301d8 read13 - carlosjorr/reading-notes GitHub Wiki

Active Directory

What exactly is “Active Directory” and are the key services it provides?

Active Directory is a directory service provided by Microsoft that is used to centrally manage and organize resources in a network environment. It acts as a database of information about users, computers, printers, and other network resources. Active Directory provides several key services that make it an essential component in a Windows-based network:

Authentication: Active Directory verifies the identity of users and ensures they have the necessary permissions to access network resources. It authenticates users through a username and password or other authentication methods.

Authorization: Active Directory controls access to resources by allowing administrators to assign permissions and define security policies. It ensures that only authorized users can access specific resources and perform certain actions.

Directory Services: Active Directory functions as a centralized directory that stores information about network resources. It organizes objects into a hierarchical structure, making it easier to search and locate specific objects like users, groups, or devices.

Single Sign-On: Active Directory enables users to access multiple network resources with a single set of credentials. Once users log in to their computers, they can seamlessly access various resources without the need for multiple logins.

What are the differences between a domain, forest, and tree in Active Directory?

Domain: A domain is a logical grouping of network objects, such as users, computers, and devices, that share a common security policy and database. It acts as a boundary for managing and administering network resources. Each domain has a unique name and can be managed independently within an Active Directory environment.

Forest: A forest is a collection of one or more domains that share a common schema, global catalog, and trust relationship. It forms the top-level structure in Active Directory and represents a complete instance of the directory service. A forest can span multiple physical locations and can contain multiple domains.

Tree: A tree in Active Directory is a hierarchical structure of domains within a forest. It consists of a root domain and one or more child domains. The root domain is the first domain created in a tree, and subsequent child domains are created beneath it. All domains in a tree share a common namespace and a two-way transitive trust relationship.

How can objects (e.g. users, devices) within a domain be grouped?

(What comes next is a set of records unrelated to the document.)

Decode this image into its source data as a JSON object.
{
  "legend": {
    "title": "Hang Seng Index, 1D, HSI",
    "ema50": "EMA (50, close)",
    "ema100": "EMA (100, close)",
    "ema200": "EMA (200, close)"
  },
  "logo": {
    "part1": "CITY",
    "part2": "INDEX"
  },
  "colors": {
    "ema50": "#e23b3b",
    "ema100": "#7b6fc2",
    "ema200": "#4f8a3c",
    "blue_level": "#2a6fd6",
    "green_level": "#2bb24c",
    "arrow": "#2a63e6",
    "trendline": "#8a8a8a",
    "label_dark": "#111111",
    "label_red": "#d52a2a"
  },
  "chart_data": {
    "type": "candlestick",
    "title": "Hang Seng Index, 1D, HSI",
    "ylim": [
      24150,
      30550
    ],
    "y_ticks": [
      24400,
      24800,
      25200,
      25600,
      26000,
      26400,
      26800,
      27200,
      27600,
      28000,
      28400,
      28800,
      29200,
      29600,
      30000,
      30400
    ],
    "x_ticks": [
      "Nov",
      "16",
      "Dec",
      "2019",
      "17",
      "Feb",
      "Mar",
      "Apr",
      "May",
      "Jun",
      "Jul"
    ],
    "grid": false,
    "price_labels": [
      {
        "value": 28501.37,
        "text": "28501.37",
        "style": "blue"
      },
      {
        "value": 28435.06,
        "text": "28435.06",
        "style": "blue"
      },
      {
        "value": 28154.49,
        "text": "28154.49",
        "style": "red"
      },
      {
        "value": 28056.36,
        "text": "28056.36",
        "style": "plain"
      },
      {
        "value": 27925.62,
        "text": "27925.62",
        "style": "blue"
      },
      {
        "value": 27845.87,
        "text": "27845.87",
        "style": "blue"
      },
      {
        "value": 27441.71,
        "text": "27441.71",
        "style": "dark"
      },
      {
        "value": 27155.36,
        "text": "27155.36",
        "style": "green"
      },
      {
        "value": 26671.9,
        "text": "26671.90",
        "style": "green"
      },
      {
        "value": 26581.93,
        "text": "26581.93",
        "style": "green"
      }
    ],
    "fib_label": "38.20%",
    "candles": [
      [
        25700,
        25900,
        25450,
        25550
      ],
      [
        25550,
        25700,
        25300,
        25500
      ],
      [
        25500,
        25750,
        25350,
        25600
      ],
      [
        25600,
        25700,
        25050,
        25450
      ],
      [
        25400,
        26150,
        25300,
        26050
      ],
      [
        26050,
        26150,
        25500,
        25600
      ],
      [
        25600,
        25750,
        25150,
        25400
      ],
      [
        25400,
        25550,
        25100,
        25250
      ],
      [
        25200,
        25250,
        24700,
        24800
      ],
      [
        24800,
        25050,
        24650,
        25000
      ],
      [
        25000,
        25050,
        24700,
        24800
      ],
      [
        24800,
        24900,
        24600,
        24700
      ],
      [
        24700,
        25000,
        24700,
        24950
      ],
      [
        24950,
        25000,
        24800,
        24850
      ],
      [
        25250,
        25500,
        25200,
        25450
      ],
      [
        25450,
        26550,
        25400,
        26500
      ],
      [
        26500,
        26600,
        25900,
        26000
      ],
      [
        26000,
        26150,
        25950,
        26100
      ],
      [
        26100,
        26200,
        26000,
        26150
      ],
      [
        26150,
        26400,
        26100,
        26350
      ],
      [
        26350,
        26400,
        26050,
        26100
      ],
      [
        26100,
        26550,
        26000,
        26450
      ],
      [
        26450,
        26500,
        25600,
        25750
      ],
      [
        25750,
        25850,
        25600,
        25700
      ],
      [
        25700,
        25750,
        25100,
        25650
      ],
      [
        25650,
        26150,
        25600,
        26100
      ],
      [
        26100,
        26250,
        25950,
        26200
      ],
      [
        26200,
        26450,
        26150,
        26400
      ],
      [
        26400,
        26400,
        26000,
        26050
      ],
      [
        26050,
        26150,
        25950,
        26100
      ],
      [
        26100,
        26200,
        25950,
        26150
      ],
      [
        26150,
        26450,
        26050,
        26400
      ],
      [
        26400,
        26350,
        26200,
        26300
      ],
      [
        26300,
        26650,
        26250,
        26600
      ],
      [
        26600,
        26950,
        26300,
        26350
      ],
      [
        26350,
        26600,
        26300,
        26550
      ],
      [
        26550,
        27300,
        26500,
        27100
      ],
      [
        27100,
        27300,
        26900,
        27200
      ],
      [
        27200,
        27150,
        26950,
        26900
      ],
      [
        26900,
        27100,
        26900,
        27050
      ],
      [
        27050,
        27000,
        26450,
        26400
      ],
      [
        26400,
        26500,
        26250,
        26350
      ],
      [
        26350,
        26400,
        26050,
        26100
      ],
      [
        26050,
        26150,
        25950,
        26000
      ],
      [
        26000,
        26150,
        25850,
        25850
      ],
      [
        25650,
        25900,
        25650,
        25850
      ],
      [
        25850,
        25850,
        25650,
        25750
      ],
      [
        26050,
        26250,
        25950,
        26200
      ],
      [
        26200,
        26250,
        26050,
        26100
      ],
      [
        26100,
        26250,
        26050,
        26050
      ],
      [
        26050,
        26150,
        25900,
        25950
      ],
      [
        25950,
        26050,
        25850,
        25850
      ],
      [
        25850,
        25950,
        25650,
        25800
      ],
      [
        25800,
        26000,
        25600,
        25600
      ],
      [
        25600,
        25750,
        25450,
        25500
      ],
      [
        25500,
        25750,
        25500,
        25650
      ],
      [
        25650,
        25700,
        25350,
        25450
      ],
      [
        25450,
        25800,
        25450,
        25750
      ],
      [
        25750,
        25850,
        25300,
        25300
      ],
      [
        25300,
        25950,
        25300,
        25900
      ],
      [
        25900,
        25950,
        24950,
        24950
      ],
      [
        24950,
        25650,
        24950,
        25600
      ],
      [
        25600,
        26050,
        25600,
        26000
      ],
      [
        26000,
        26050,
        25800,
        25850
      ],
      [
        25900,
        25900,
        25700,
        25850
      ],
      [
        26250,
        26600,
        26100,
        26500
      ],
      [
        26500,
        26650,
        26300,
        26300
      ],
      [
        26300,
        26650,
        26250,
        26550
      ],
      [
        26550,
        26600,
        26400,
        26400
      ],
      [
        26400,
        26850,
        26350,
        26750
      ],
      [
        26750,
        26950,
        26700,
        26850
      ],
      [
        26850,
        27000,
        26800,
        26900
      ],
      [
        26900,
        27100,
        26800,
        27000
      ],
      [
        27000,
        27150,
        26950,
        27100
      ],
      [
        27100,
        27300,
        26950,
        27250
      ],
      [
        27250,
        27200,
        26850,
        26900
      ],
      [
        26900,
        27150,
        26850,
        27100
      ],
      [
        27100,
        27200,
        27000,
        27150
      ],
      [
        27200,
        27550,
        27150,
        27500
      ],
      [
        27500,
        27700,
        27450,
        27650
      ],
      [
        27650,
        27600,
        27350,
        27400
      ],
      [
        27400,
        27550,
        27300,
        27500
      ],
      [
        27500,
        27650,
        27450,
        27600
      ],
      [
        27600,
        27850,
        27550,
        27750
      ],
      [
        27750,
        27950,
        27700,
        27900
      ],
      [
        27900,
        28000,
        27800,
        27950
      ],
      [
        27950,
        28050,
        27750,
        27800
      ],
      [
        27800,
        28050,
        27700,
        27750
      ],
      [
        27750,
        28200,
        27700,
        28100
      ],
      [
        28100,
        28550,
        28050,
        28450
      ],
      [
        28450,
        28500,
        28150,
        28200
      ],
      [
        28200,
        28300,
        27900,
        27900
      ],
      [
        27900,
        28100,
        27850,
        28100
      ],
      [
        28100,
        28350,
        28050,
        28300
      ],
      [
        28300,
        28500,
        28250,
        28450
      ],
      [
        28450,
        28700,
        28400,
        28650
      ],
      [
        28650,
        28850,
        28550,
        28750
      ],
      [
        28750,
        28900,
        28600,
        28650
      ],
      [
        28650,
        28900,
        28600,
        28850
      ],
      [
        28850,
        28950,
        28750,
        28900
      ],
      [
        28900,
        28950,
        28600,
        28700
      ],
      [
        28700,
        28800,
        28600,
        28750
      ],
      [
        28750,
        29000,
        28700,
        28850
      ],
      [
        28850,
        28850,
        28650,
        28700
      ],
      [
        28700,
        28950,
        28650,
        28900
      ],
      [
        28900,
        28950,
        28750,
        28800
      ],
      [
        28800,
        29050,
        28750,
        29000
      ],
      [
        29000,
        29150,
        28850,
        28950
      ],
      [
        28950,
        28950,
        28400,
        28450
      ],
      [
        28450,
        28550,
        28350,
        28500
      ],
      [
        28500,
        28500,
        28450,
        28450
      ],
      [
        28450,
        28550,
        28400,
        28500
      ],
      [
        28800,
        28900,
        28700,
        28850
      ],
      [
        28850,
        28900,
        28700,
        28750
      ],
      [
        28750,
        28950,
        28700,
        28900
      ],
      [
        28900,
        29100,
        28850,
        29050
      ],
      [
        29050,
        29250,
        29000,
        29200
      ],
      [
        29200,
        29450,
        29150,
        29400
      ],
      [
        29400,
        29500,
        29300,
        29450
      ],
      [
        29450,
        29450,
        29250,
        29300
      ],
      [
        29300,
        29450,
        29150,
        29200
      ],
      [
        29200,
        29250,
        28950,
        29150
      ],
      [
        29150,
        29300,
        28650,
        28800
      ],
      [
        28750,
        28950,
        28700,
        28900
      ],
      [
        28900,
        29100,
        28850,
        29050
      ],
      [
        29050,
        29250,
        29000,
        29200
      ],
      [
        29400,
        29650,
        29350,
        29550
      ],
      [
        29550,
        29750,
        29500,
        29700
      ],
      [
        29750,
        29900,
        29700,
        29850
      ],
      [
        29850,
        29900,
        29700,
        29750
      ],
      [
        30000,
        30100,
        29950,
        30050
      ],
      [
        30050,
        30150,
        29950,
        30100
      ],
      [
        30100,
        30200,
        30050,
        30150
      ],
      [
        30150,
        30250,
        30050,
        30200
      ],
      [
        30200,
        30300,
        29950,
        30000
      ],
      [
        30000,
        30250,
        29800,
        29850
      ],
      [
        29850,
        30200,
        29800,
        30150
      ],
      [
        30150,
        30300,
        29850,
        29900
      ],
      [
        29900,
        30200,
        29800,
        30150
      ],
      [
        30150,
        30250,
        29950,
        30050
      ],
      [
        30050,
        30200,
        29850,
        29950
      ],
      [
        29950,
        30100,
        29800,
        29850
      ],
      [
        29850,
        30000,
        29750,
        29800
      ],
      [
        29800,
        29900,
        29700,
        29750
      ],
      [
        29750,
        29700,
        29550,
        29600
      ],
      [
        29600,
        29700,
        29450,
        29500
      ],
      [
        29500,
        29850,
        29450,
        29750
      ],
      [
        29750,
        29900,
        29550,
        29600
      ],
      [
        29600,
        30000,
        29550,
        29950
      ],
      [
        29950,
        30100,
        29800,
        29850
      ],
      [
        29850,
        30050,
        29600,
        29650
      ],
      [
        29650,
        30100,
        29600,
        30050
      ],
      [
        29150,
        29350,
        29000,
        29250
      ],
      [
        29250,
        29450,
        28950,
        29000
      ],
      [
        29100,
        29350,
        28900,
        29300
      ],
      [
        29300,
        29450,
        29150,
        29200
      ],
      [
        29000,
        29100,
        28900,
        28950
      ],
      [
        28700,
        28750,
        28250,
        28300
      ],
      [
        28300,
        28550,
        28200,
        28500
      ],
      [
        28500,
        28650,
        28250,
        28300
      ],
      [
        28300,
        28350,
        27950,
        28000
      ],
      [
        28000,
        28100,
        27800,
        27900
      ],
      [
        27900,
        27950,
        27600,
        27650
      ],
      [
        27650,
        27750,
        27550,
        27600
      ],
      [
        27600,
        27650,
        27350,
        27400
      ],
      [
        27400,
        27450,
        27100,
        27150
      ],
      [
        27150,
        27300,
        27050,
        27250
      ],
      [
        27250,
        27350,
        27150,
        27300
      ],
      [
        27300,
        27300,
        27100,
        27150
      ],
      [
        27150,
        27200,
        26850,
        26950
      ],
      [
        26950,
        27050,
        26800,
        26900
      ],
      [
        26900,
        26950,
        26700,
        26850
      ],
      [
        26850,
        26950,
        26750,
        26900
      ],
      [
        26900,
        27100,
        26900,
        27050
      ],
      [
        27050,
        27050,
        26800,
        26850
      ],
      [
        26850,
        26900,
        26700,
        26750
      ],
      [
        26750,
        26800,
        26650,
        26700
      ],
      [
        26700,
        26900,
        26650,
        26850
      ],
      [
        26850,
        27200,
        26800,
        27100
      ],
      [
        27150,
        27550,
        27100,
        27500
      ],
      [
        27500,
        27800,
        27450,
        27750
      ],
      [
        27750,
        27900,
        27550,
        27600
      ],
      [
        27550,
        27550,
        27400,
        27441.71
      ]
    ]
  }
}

To group objects within a domain, Active Directory provides a feature called "Group" objects. Group objects allow administrators to logically organize users, computers, and other objects into manageable units. There are two types of groups in Active Directory:

Security Groups: These groups are used to manage access to resources by granting permissions. Users can be added to security groups, and the group's permissions are then inherited by its members.

Distribution Groups: These groups are used for sending email notifications to a specific set of users. Distribution groups are often used for creating mailing lists and sending messages to multiple recipients simultaneously.

Explain the benefits of Active Directory, as you would to a family member.

Active Directory helps us manage our computer network more easily and securely. It provides a central place where we can keep track of all the users, computers, and other things on our network. With Active Directory, we can control who can access what resources and set rules to keep our network safe. It also makes it easier for everyone to log in and access different things on the network without needing multiple usernames and passwords. Active Directory helps us organize our network into smaller groups called domains, which makes it easier to manage different parts of the network separately. Overall, it helps us keep our network running smoothly and ensures that everyone has access to what they need while keeping our data secure.